TIP It's often a good choice to store to Amazon S3. Though, they have a file size limit of 5GB, this means that if your backup file exceeds 5GB, Amazon S3 will not accept it. Backups tend to get large really quick when you're dealing with non-textual files, such as images, video and other formats. It's often a good idea (if you plan to back them up anyway) to store these assets to Amazon S3 directly when users upload these files, and avoid high backup costs and server load. If you're only backing up your database(s), then by the time your database(s) hit the (in compressed state) 5GB mark, then you're probably earning enough to justify paying for your own little dedicated backup server. Then you could set up Backup to roll out backups to that server instead of Amazon S3 using for example the RSync or SCP protocols Backup provides.

Rackspace Cloud Files (Mosso)

store_with CloudFiles do |cf|
  cf.api_key   = 'my_api_key'
  cf.username  = 'my_username'
  cf.container = 'my_container'
  cf.path      = '/path/to/my/backups'
  cf.keep      = 5
end

You will need a Rackspace Cloud Files account. You can get one here.

The cf.keep option allows you to "cycle" backups. If the cf.keep limit you specified gets exceeded, the oldest backed up file will be removed from the Cloud Files container.

TIP Storing to Rackspace Cloud Files is another option, I would only recommend using this if you really need to and your backups are relatively small. It seems (at this point) there is no way to stream data from your server to Rackspace Cloud Files. This means that if your backup is 300MB in size, it'll have to allocate 300MB of your server's memory in order to transfer the file.
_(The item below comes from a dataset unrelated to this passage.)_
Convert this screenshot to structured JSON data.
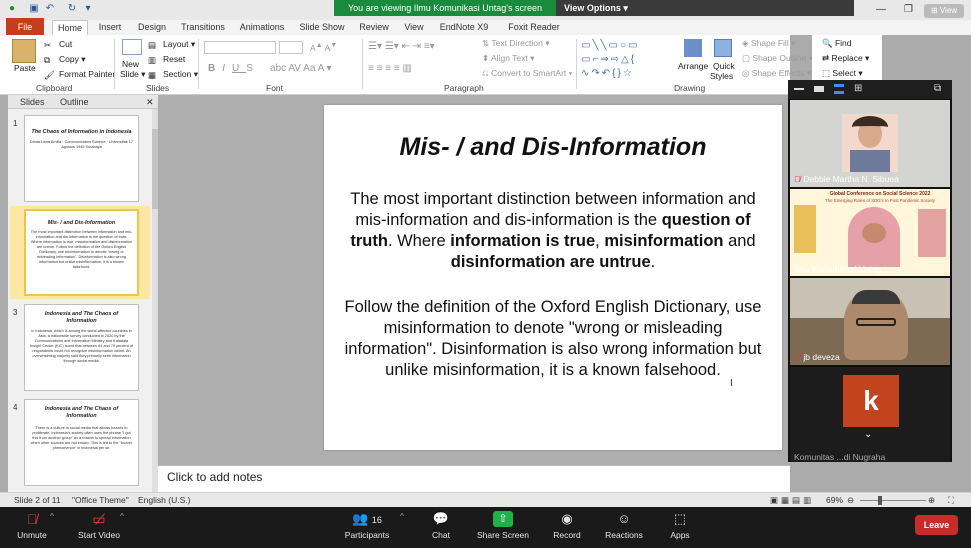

If you are looking for Cloud Based storage and your backup file size is less than 2GB, I'd recommend taking a look at Amazon S3. If your backup file size is more than 2GB, I'd recommend taking a look at the RSync protocol and spawn your own little backup server (a cheap server with a lot of storage capacity) and do incremental backups to reduce server load, bandwidth usage and increase the backup invocation frequency.

Dropbox Web Service

store_with Dropbox do |db|
  db.email      = 'my@email.com'
  db.password   = 'my_password'
  db.api_key    = 'my_api_key'
  db.api_secret = 'my_api_secret'
  db.path       = '/path/to/my/backups'
  db.keep       = 25
  db.timeout    = 300
end

To use the Dropbox service as a backup storage, you need two things:

NOTE The first link I provided is a referral link. If you create your account through that link, then you should receive an additional 250MB storage (2.25GB total, instead of 2GB) for your newly created account.

The db.keep option allows you to "cycle" backups. If the db.keep limit you specified gets exceeded, the oldest backed up file will be removed from the Dropbox account.
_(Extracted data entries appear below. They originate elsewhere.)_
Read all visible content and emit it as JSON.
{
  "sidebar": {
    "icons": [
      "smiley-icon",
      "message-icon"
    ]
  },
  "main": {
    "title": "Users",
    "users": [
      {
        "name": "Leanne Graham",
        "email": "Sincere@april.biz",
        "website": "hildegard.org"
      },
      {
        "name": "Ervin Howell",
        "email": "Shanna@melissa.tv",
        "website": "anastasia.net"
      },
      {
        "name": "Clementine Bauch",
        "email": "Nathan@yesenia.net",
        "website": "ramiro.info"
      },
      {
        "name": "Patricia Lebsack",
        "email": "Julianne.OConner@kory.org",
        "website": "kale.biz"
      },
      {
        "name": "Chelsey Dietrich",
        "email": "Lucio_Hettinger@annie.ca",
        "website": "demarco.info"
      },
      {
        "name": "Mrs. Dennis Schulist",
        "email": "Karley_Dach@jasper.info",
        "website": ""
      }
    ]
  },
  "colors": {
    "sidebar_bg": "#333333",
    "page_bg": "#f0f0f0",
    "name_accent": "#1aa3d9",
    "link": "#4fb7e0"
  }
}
The db.timeout (default 300) indicates the time you want a Dropbox connection to time out (in seconds). If you get too many errors due to timeouts you may want to increase the timeout time to give Backup more time to transfer the backups.
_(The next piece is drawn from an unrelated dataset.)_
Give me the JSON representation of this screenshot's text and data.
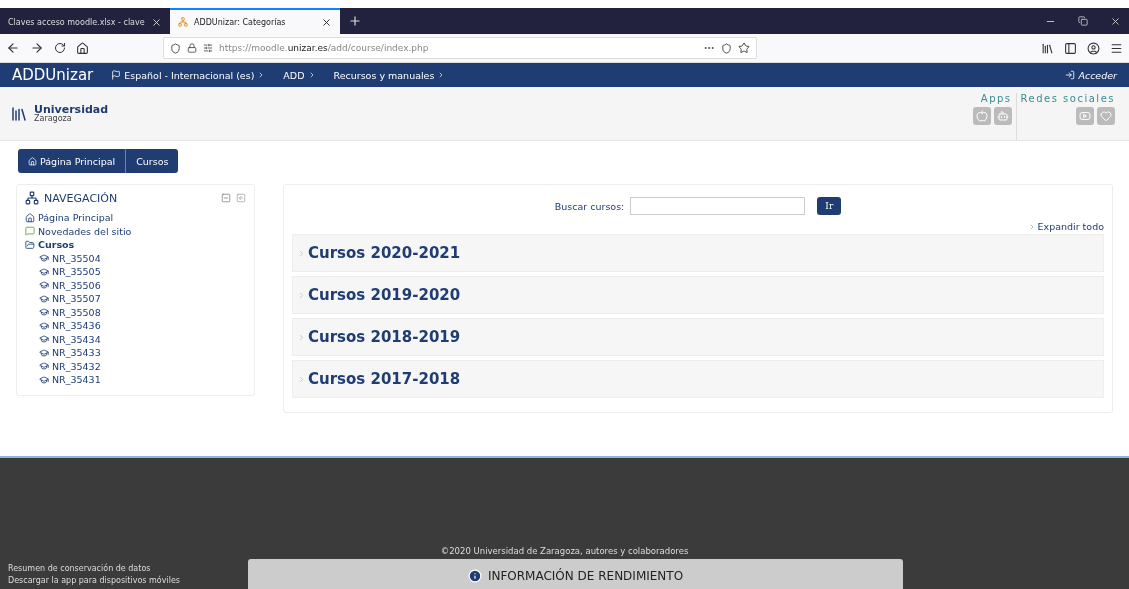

TIP this is a nice pick for small databases. Say you have a bunch of small web apps with small databases, then this is a good (and free!) pick. Create a Dropbox account, get your API key, and let Backup transfer your backups to Dropbox. You get a 2GB Dropbox account for free, there are no bandwidth charges either. The reason I say "small" databases is because unlike Amazon S3 and Rackspace Cloud Files, which have a 5GB file size limit, Dropbox has a 300MB file size limit. For assets/files this isn't ideal, but for database dumps, which are textual, and thus can be compressed extremely well, this'll be ideal for most website backups, assuming your compressed database dumps are less than 300MB in size. (And as you know, 300MB compressed is actually a lot of data for almost any regular website, usually MySQL dumps compress to a 10 times smaller size. A 3GB backup could become 300MB when compressed). When you near the 2GB storage limit, you can always upgrade your Dropbox account, or create new ones for free or move to Amazon S3, Rackspace Cloud Files or host your own little backup server.

Remote Server (FTP)

store_with FTP do |server|
  server.username = 'my_username'
  server.password = 'my_password'
  server.ip       = '123.45.678.90'
  server.port     = 21
  server.path     = '~/backups/'
  server.keep     = 5
end

The server.keep option allows you to "cycle" backups. If the server.keep limit you specified gets exceeded, the oldest backed up file will be removed from the remote server.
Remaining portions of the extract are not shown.